Veja como eu abordaria isso:
1. Certifique-se de ter tentado resolver o problema primeiro com o banco.
O FOS vai querer verificar se você levantou a questão diretamente com o seu banco e se eles lhe deram uma resposta final ou se não conseguiram resolver o problema após 8 semanas. Na sua reclamação, mencione que você tentou resolver o problema, mas o banco ignorou suas preocupações ou criou barreiras em vez de ajudar — como confiar apenas em prazos, ignorar evidências claras ou não investigar adequadamente.
2. Faça um breve resumo factual.
Explique sobre o que você está reclamando — por exemplo, transações de jogo não autorizadas ou deturpadas, a recusa do banco em investigar ou a maneira como seu caso foi tratado de forma injusta.
3. Concentre-se nas principais questões que importam para o FOS:
Sites de jogos de azar não licenciados: se algum dos comerciantes envolvidos não for licenciado pela Comissão de Jogos de Azar do Reino Unido, ele estará operando ilegalmente, de acordo com a Lei de Jogos de Azar de 2005. Os bancos não devem permitir que essas transações ocorram sem controle.

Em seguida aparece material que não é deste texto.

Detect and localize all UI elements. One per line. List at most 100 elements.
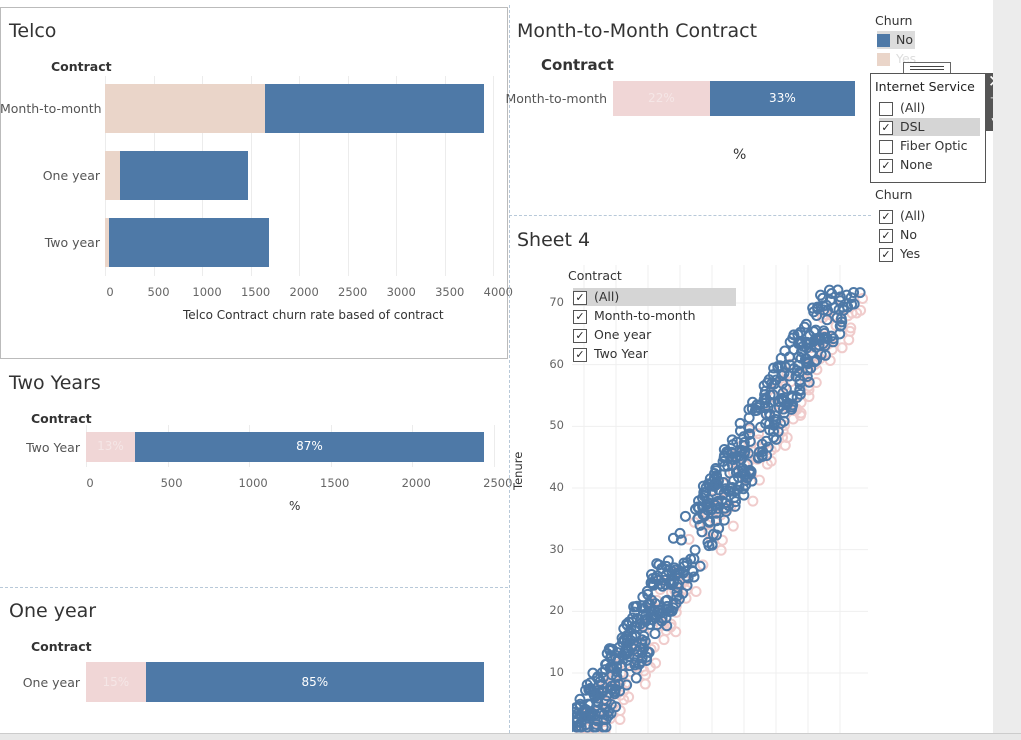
scatter-point-no[interactable]	[679, 510, 691, 522]
scatter-point-no[interactable]	[580, 704, 592, 716]
contract-filter-checkbox[interactable]: ✓	[573, 347, 587, 362]
internet-service-checkbox[interactable]: ✓	[879, 158, 893, 173]
scatter-point-no[interactable]	[630, 672, 642, 684]
scatter-point-yes[interactable]	[799, 376, 811, 388]
scatter-point-no[interactable]	[848, 298, 860, 310]
scatter-point-no[interactable]	[573, 721, 585, 733]
scatter-point-no[interactable]	[819, 340, 831, 352]
scatter-point-yes[interactable]	[658, 634, 670, 646]
scatter-point-no[interactable]	[637, 591, 649, 603]
scatter-point-no[interactable]	[613, 641, 625, 653]
vertical-scrollbar[interactable]	[993, 0, 1021, 733]
scatter-point-no[interactable]	[592, 697, 604, 709]
scatter-point-no[interactable]	[589, 708, 601, 720]
scatter-point-no[interactable]	[688, 571, 700, 583]
scatter-point-no[interactable]	[807, 302, 819, 314]
scatter-point-no[interactable]	[611, 661, 623, 673]
scatter-point-no[interactable]	[649, 628, 661, 640]
scatter-point-no[interactable]	[758, 394, 770, 406]
two-years-bar-no[interactable]	[134, 432, 484, 462]
scatter-point-no[interactable]	[854, 287, 866, 299]
scatter-point-no[interactable]	[845, 292, 857, 304]
scatter-point-no[interactable]	[612, 653, 624, 665]
contract-filter-checkbox[interactable]: ✓	[573, 309, 587, 324]
scatter-point-yes[interactable]	[614, 714, 626, 726]
scatter-point-no[interactable]	[810, 324, 822, 336]
internet-service-item[interactable]: (All)	[879, 99, 925, 117]
scatter-point-no[interactable]	[710, 479, 722, 491]
contract-filter-checkbox[interactable]: ✓	[573, 290, 587, 305]
mtm-bar-yes[interactable]	[613, 81, 710, 116]
scatter-point-yes[interactable]	[715, 544, 727, 556]
scatter-point-no[interactable]	[756, 438, 768, 450]
scatter-point-no[interactable]	[720, 497, 732, 509]
scatter-point-no[interactable]	[746, 403, 758, 415]
scatter-point-no[interactable]	[662, 565, 674, 577]
scatter-point-no[interactable]	[710, 465, 722, 477]
scatter-point-no[interactable]	[694, 560, 706, 572]
internet-service-item[interactable]: Fiber Optic	[879, 137, 968, 155]
scatter-point-no[interactable]	[665, 578, 677, 590]
scatter-point-no[interactable]	[727, 439, 739, 451]
scatter-point-no[interactable]	[815, 289, 827, 301]
scatter-point-no[interactable]	[779, 345, 791, 357]
scatter-point-no[interactable]	[572, 719, 578, 731]
sheet-tab-strip[interactable]	[0, 733, 1021, 740]
churn-filter-item[interactable]: ✓ No	[879, 226, 917, 244]
telco-bar[interactable]	[105, 151, 503, 200]
scatter-point-no[interactable]	[737, 465, 749, 477]
internet-service-item[interactable]: ✓ DSL	[879, 118, 980, 136]
scatter-point-yes[interactable]	[836, 342, 848, 354]
contract-filter-item[interactable]: ✓ (All)	[573, 288, 736, 306]
contract-filter-item[interactable]: ✓ Two Year	[573, 345, 648, 363]
scatter-point-no[interactable]	[595, 707, 607, 719]
telco-bar-no[interactable]	[119, 151, 248, 200]
scatter-point-yes[interactable]	[727, 520, 739, 532]
scatter-point-yes[interactable]	[747, 495, 759, 507]
scatter-point-no[interactable]	[651, 619, 663, 631]
scatter-point-no[interactable]	[697, 509, 709, 521]
scatter-point-no[interactable]	[801, 342, 813, 354]
scatter-point-no[interactable]	[602, 706, 614, 718]
scatter-point-no[interactable]	[768, 378, 780, 390]
scatter-point-no[interactable]	[791, 391, 803, 403]
scatter-point-no[interactable]	[730, 467, 742, 479]
drag-handle[interactable]	[903, 62, 951, 74]
scatter-point-no[interactable]	[833, 304, 845, 316]
scatter-point-no[interactable]	[621, 679, 633, 691]
scatter-point-no[interactable]	[694, 519, 706, 531]
scatter-point-no[interactable]	[653, 559, 665, 571]
scatter-point-no[interactable]	[746, 475, 758, 487]
scatter-point-yes[interactable]	[683, 533, 695, 545]
scatter-point-no[interactable]	[815, 348, 827, 360]
internet-service-item[interactable]: ✓ None	[879, 156, 933, 174]
telco-bar[interactable]	[105, 84, 503, 133]
churn-filter-item[interactable]: ✓ (All)	[879, 207, 925, 225]
scatter-point-no[interactable]	[674, 527, 686, 539]
scatter-point-no[interactable]	[671, 590, 683, 602]
scatter-point-yes[interactable]	[660, 625, 672, 637]
contract-filter-item[interactable]: ✓ One year	[573, 326, 651, 344]
mtm-bar[interactable]: 22% 33%	[613, 81, 855, 116]
scatter-point-no[interactable]	[783, 370, 795, 382]
scatter-point-no[interactable]	[584, 685, 596, 697]
scatter-point-no[interactable]	[826, 288, 838, 300]
scatter-point-no[interactable]	[623, 650, 635, 662]
one-year-bar-yes[interactable]	[86, 662, 146, 702]
scatter-point-no[interactable]	[774, 360, 786, 372]
internet-service-checkbox[interactable]: ✓	[879, 120, 893, 135]
scatter-point-no[interactable]	[596, 667, 608, 679]
scatter-point-no[interactable]	[744, 422, 756, 434]
scatter-point-no[interactable]	[643, 599, 655, 611]
scatter-point-no[interactable]	[662, 555, 674, 567]
scatter-point-no[interactable]	[649, 598, 661, 610]
scatter-point-no[interactable]	[646, 609, 658, 621]
scatter-point-no[interactable]	[613, 678, 625, 690]
scatter-point-no[interactable]	[734, 417, 746, 429]
scatter-point-no[interactable]	[621, 619, 633, 631]
scatter-point-no[interactable]	[603, 643, 615, 655]
scatter-point-no[interactable]	[572, 709, 577, 721]
scatter-point-no[interactable]	[660, 612, 672, 624]
scatter-point-no[interactable]	[768, 362, 780, 374]
telco-bar-yes[interactable]	[105, 218, 109, 267]
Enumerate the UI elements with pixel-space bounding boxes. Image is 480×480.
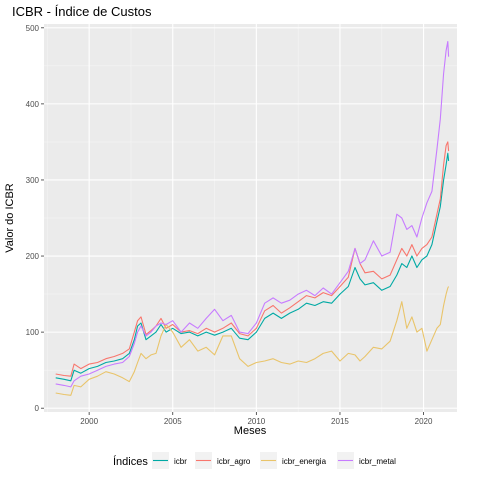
y-tick-label: 500	[26, 24, 40, 33]
series-lines	[55, 40, 450, 396]
x-tick-label: 2015	[331, 417, 349, 426]
x-axis-title: Meses	[234, 425, 267, 437]
x-tick-label: 2010	[247, 417, 265, 426]
x-tick-label: 2020	[415, 417, 433, 426]
y-tick-label: 300	[26, 176, 40, 185]
x-tick-label: 2005	[164, 417, 182, 426]
legend-label-icbr_agro: icbr_agro	[217, 457, 251, 466]
y-tick-label: 0	[35, 404, 40, 413]
series-line-icbr_agro	[55, 141, 450, 377]
y-axis-title: Valor do ICBR	[4, 183, 16, 253]
series-line-icbr_energia	[55, 286, 450, 396]
legend: Índices icbr icbr_agro icbr_energia icbr_me…	[113, 452, 396, 469]
legend-label-icbr_energia: icbr_energia	[282, 457, 327, 466]
chart-title: ICBR - Índice de Custos	[12, 4, 152, 19]
series-line-icbr	[55, 152, 450, 382]
y-tick-label: 200	[26, 252, 40, 261]
legend-title: Índices	[113, 455, 148, 468]
x-tick-label: 2000	[80, 417, 98, 426]
x-axis-ticks: 2000 2005 2010 2015 2020	[80, 412, 433, 426]
legend-label-icbr_metal: icbr_metal	[359, 457, 396, 466]
y-tick-label: 400	[26, 100, 40, 109]
series-line-icbr_metal	[55, 40, 450, 388]
major-gridlines	[44, 24, 457, 412]
y-axis-ticks: 0 100 200 300 400 500	[26, 24, 44, 413]
legend-label-icbr: icbr	[174, 457, 187, 466]
y-tick-label: 100	[26, 328, 40, 337]
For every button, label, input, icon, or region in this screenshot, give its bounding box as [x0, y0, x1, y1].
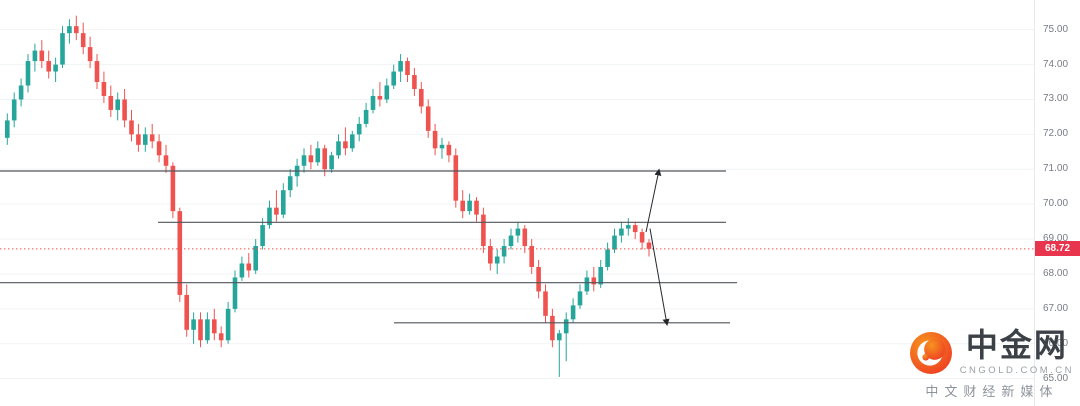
watermark-brand: 中金网 [965, 327, 1068, 364]
chart-svg [0, 15, 1035, 380]
candles [5, 15, 652, 377]
price-axis-tick: 75.00 [1043, 23, 1069, 35]
scenario-arrow-down[interactable] [649, 228, 670, 327]
price-axis-tick: 68.00 [1043, 267, 1069, 279]
price-axis-tick: 72.00 [1043, 128, 1069, 140]
gridlines [0, 29, 1035, 380]
scenario-arrow-up[interactable] [645, 168, 662, 233]
cngold-watermark: 中金网 CNGOLD.COM.CN 中文财经新媒体 [909, 327, 1074, 400]
candlestick-chart-canvas[interactable] [0, 0, 1035, 406]
price-axis-tick: 66.00 [1043, 337, 1069, 349]
cngold-logo-icon [909, 331, 952, 374]
price-axis-tick: 67.00 [1043, 302, 1069, 314]
price-axis-tick: 71.00 [1043, 163, 1069, 175]
price-axis-tick: 65.00 [1043, 372, 1069, 384]
price-axis-tick: 74.00 [1043, 58, 1069, 70]
last-price-tag: 68.72 [1035, 241, 1080, 257]
price-axis[interactable]: 68.72 75.00 74.00 73.00 72.00 71.00 70.00 69.0… [1034, 0, 1080, 406]
watermark-domain: CNGOLD.COM.CN [959, 365, 1074, 376]
price-axis-tick: 70.00 [1043, 198, 1069, 210]
price-axis-tick: 73.00 [1043, 93, 1069, 105]
price-axis-tick: 69.00 [1043, 233, 1069, 245]
watermark-tagline: 中文财经新媒体 [925, 384, 1059, 399]
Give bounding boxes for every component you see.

Falsa Representação Comercial: Muitos sites de jogos de azar usam deliberadamente Códigos de Categoria Comercial (MCCs) incorretos ou enganosos para disfarçar suas transações como serviços de varejo, software ou outros serviços não relacionados a jogos de azar. Isso engana tanto consumidores quanto bancos, e seu banco tem o dever de identificar e agir em relação a isso — e não ignorá-lo.
Violação das regras de cartão de crédito: se você tiver evidências de que esses sites anunciaram ou aceitaram pagamentos com cartão de crédito, isso é uma clara violação das regras da FCA (a proibição de jogos de azar com cartão de crédito no Reino Unido). Incluir capturas de tela ou exemplos pode realmente fortalecer seu caso.
Obrigações de Prevenção à Lavagem de Dinheiro (AML): Os bancos são legalmente obrigados a monitorar transações suspeitas, especialmente envolvendo setores ilegais ou de alto risco, como jogos de azar não regulamentados. Se houver pagamentos repetidos a operadores ilegais e o banco não tomar nenhuma providência, isso configura uma falha de acordo com as normas de AML.
Falhas no Dever do Consumidor: Se o seu banco pareceu desconhecer a natureza das suas transações, ou se as coisas se complicaram ao longo do tempo sem que ele interviesse, isso pode violar o Dever do Consumidor da FCA — que exige que as empresas atuem no melhor interesse de seus clientes e previnam danos previsíveis. Vale a pena mencionar se elas ignoraram sinais de alerta ou padrões de danos crescentes.
Uso indevido de limites de tempo de estorno (por exemplo, 120 dias): se o banco rejeitou sua solicitação com base em um limite de tempo estrito, explique por que isso não se aplica de forma justa — especialmente se você só percebeu mais tarde quais eram as transações ou descobriu que os comerciantes estavam agindo ilegalmente.
4. Mostre que você tem evidências relevantes — mas não as sobrecarregue no começo.
Informe ao Ombudsman que você está disposto a fornecer evidências como:
Uma lista de comerciantes e transações
Prova de que certos cassinos não são licenciados
Capturas de tela de deturpação do MCC
Evidências de violações de cartão de crédito
Exemplos em que outros provedores (bancos, carteiras eletrônicas, etc.) investigaram ou reembolsaram reivindicações semelhantes
5. Seja claro sobre o que você quer.
Seja um reembolso, uma investigação adequada ou a responsabilização do banco de acordo com as regras de proteção ao consumidor, explique qual solução você está buscando e por quê.
Dica final: seja objetivo, objetivo e justo. O Ouvidor não precisa de argumentos jurídicos — ele só precisa entender o que aconteceu, por que não foi tratado adequadamente e como você foi prejudicado. Quanto mais fortes e claros forem seus pontos-chave, maiores serão as chances de obter um resultado justo.